Tres semanas después, por fin, se fue la tía y con ella las desazones, llegó un clima respirable. Después del chisme de Glenda las cosas fueron tomando su nivel. A los pocos días, los muchachos estaban sentados otra vez en el patio, conversado, besándose rápido, a hurtadillas, y escuchando buena música. Santé había comprado un disco de George Benson, el Jazz on a Sunday afternoon vol. 1. Y estaba feliz, quería compartirlo. Cuando tenían muchas tareas, trabajaban en silencio con la música de fondo. Si los amigos de Santé llegaban a venir, él los despachaba sin miramientos, con la pura mirada. Quería permanecer todo el día con ella, y lo que estaba de su parte para deshacerse de los demás, lo hacía.
Ese lugar en donde se sentaban era como una cabina para salir al espacio exterior, una cabina ultramoderna, supersónica. Transparente, porque estaba a la vista de todos, pero irremplazable, porque a la vez era su hábitat íntimo. Santé compró diez metros de cable para extender sus audífonos desde el comedor de su casa hasta el patio (a pie del árbol). Estudiaban y platicaban escuchando música muy variada. Mátame suavemente con tu canción, en Sonido 89. Norady y Santé, telefónicamente, se habían hecho amigos del locutor. Era cuando la F.M. se había vuelto una moda, y la A.M era, así decían, para nacos, sobre todo por lo insoportable de los comerciales.
Sonido 89 buscaba ideas y practicas nuevas, radiaba un programa en vivo con discos y temas para desarrollar con la participación del público. Los muchachos a diario proponían temas, cooperaban y escuchaban. Poco meses después, la estación se convirtió en algo impersonal, y la línea de oxígeno les fue cortada a Norady, Santé, y a muchos más. Si no fuera porque él poseía centenas de discos hubieran quedados descubiertos musicalmente.

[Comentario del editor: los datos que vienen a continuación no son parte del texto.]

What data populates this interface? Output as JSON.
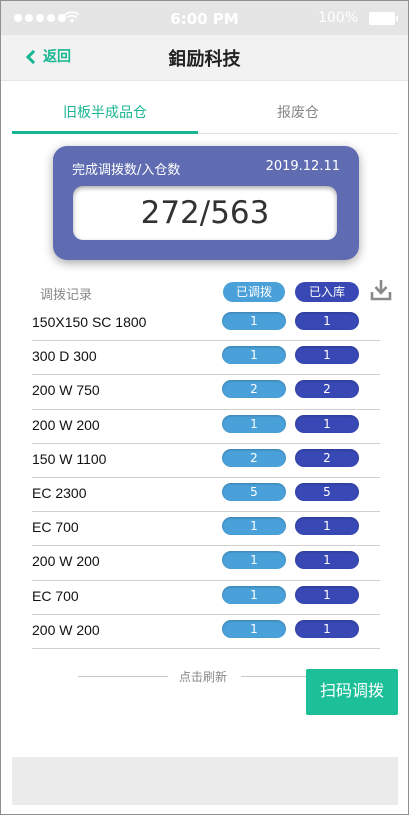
{
  "status_bar": {
    "time": "6:00 PM",
    "battery": "100%"
  },
  "navbar": {
    "back_label": "返回",
    "title": "鉬励科技"
  },
  "tabs": [
    {
      "label": "旧板半成品仓",
      "active": true
    },
    {
      "label": "报废仓",
      "active": false
    }
  ],
  "summary": {
    "label": "完成调拨数/入仓数",
    "date": "2019.12.11",
    "value": "272/563"
  },
  "records": {
    "title": "调拨记录",
    "col_transferred": "已调拨",
    "col_stored": "已入库",
    "rows": [
      {
        "name": "150X150 SC 1800",
        "transferred": "1",
        "stored": "1"
      },
      {
        "name": "300 D 300",
        "transferred": "1",
        "stored": "1"
      },
      {
        "name": "200 W 750",
        "transferred": "2",
        "stored": "2"
      },
      {
        "name": "200 W 200",
        "transferred": "1",
        "stored": "1"
      },
      {
        "name": "150 W 1100",
        "transferred": "2",
        "stored": "2"
      },
      {
        "name": "EC 2300",
        "transferred": "5",
        "stored": "5"
      },
      {
        "name": "EC 700",
        "transferred": "1",
        "stored": "1"
      },
      {
        "name": "200 W 200",
        "transferred": "1",
        "stored": "1"
      },
      {
        "name": "EC 700",
        "transferred": "1",
        "stored": "1"
      },
      {
        "name": "200 W 200",
        "transferred": "1",
        "stored": "1"
      }
    ]
  },
  "refresh_label": "点击刷新",
  "scan_button_label": "扫码调拨",
  "colors": {
    "accent": "#19b693",
    "card": "#5f6cb2",
    "transferred_pill": "#4aa0d8",
    "stored_pill": "#3848b4"
  }
}
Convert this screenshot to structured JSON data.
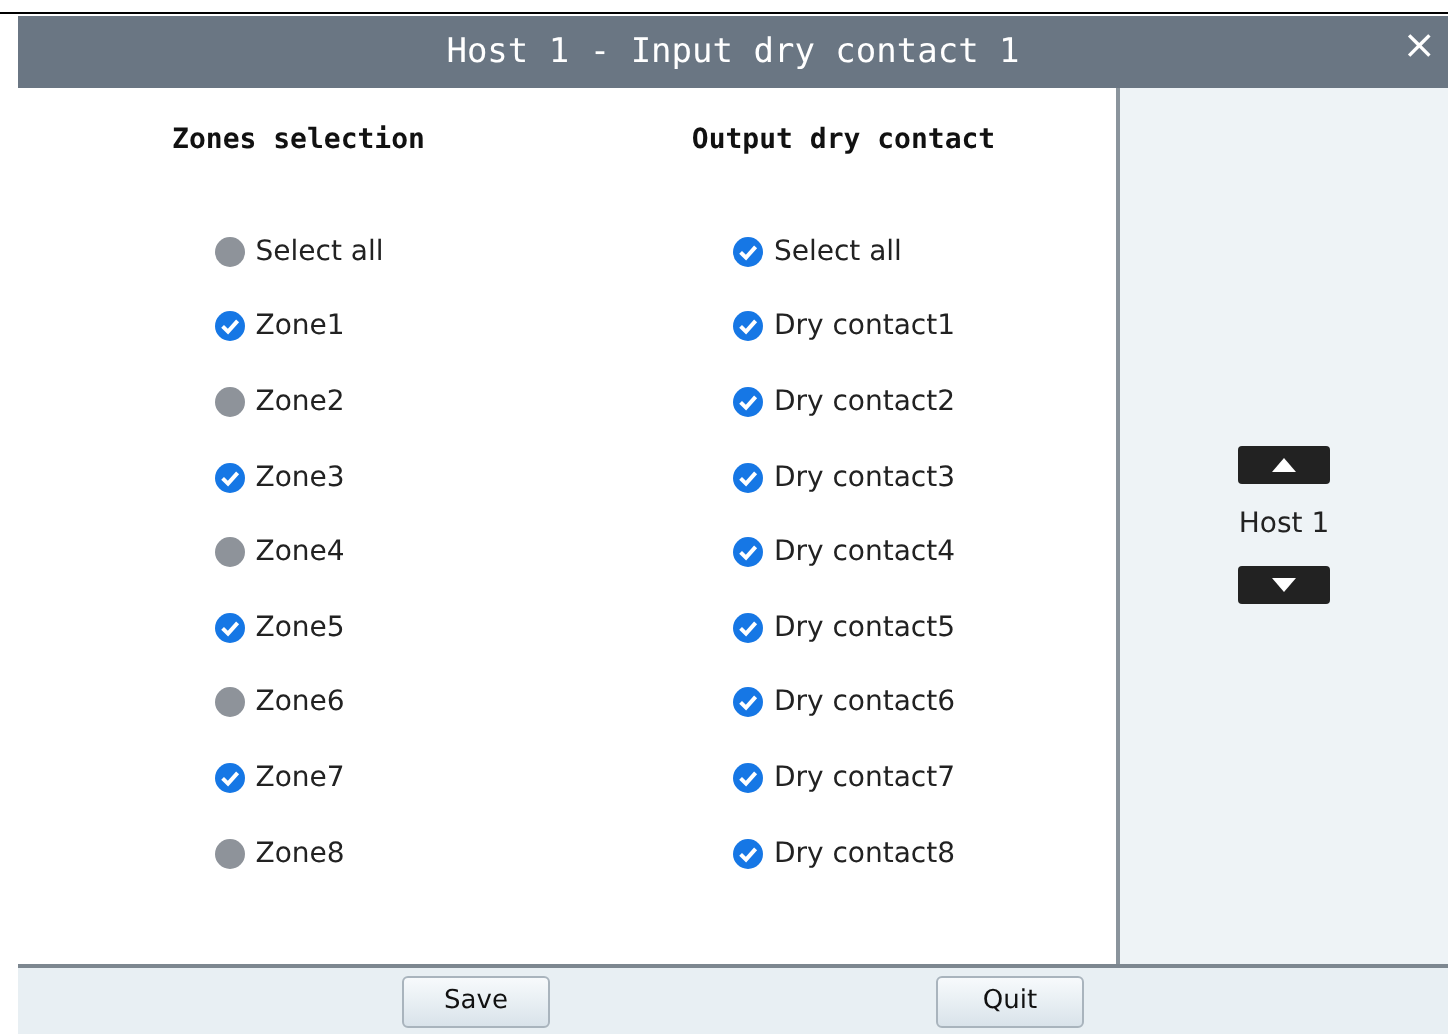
{
  "window": {
    "title": "Host 1 - Input dry contact 1",
    "close": "×"
  },
  "columns": [
    {
      "heading": "Zones selection",
      "items": [
        {
          "label": "Select all",
          "checked": false
        },
        {
          "label": "Zone1",
          "checked": true
        },
        {
          "label": "Zone2",
          "checked": false
        },
        {
          "label": "Zone3",
          "checked": true
        },
        {
          "label": "Zone4",
          "checked": false
        },
        {
          "label": "Zone5",
          "checked": true
        },
        {
          "label": "Zone6",
          "checked": false
        },
        {
          "label": "Zone7",
          "checked": true
        },
        {
          "label": "Zone8",
          "checked": false
        }
      ]
    },
    {
      "heading": "Output dry contact",
      "items": [
        {
          "label": "Select all",
          "checked": true
        },
        {
          "label": "Dry contact1",
          "checked": true
        },
        {
          "label": "Dry contact2",
          "checked": true
        },
        {
          "label": "Dry contact3",
          "checked": true
        },
        {
          "label": "Dry contact4",
          "checked": true
        },
        {
          "label": "Dry contact5",
          "checked": true
        },
        {
          "label": "Dry contact6",
          "checked": true
        },
        {
          "label": "Dry contact7",
          "checked": true
        },
        {
          "label": "Dry contact8",
          "checked": true
        }
      ]
    }
  ],
  "host_selector": {
    "label": "Host 1"
  },
  "buttons": [
    "Save",
    "Quit"
  ]
}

Pero con el arsenal que poseía Santé pudieron seguir como si nada escuchando música de lo más variada, que iba de Mozart a los Rolling Stones, de Rigo Tovar a Mercedes Sosa, del Bossa nova a el Juanga, de Jethro Tull a Jorge Negrete, del Modern Jazz Quartet a Los Ángeles Negros. Siguieron estudie y estudie y ámese y ámese. Sacaron una mesita para colocar los libros y cuadernos, o para escribir a máquina. Lloviera o tronara, ellos estaba ahí sentados. Cuando la lluvia era muy fuerte abrían cuatro paraguas, como un abanico de colores, para guarecerse. La madre de Norady se asomaba y gritaba: -Métanse, está lloviendo mucho-, pero ellos ni respondían. Santé apretaba fuerte la mano de Norady y un rayo caía como para soldarlos. -Ya métete, Norady-, volvía a insistir, enojada, la mamá. Mas ellos seguían ahí, y el suave calor de sus cuerpo, uno junto al otro, los animaba. Ella se tapaba las piernas con una cobija, y él la acariciaba por debajo. Seguía lloviendo. ¡Qué piernas tan torneadas, tan fuertes!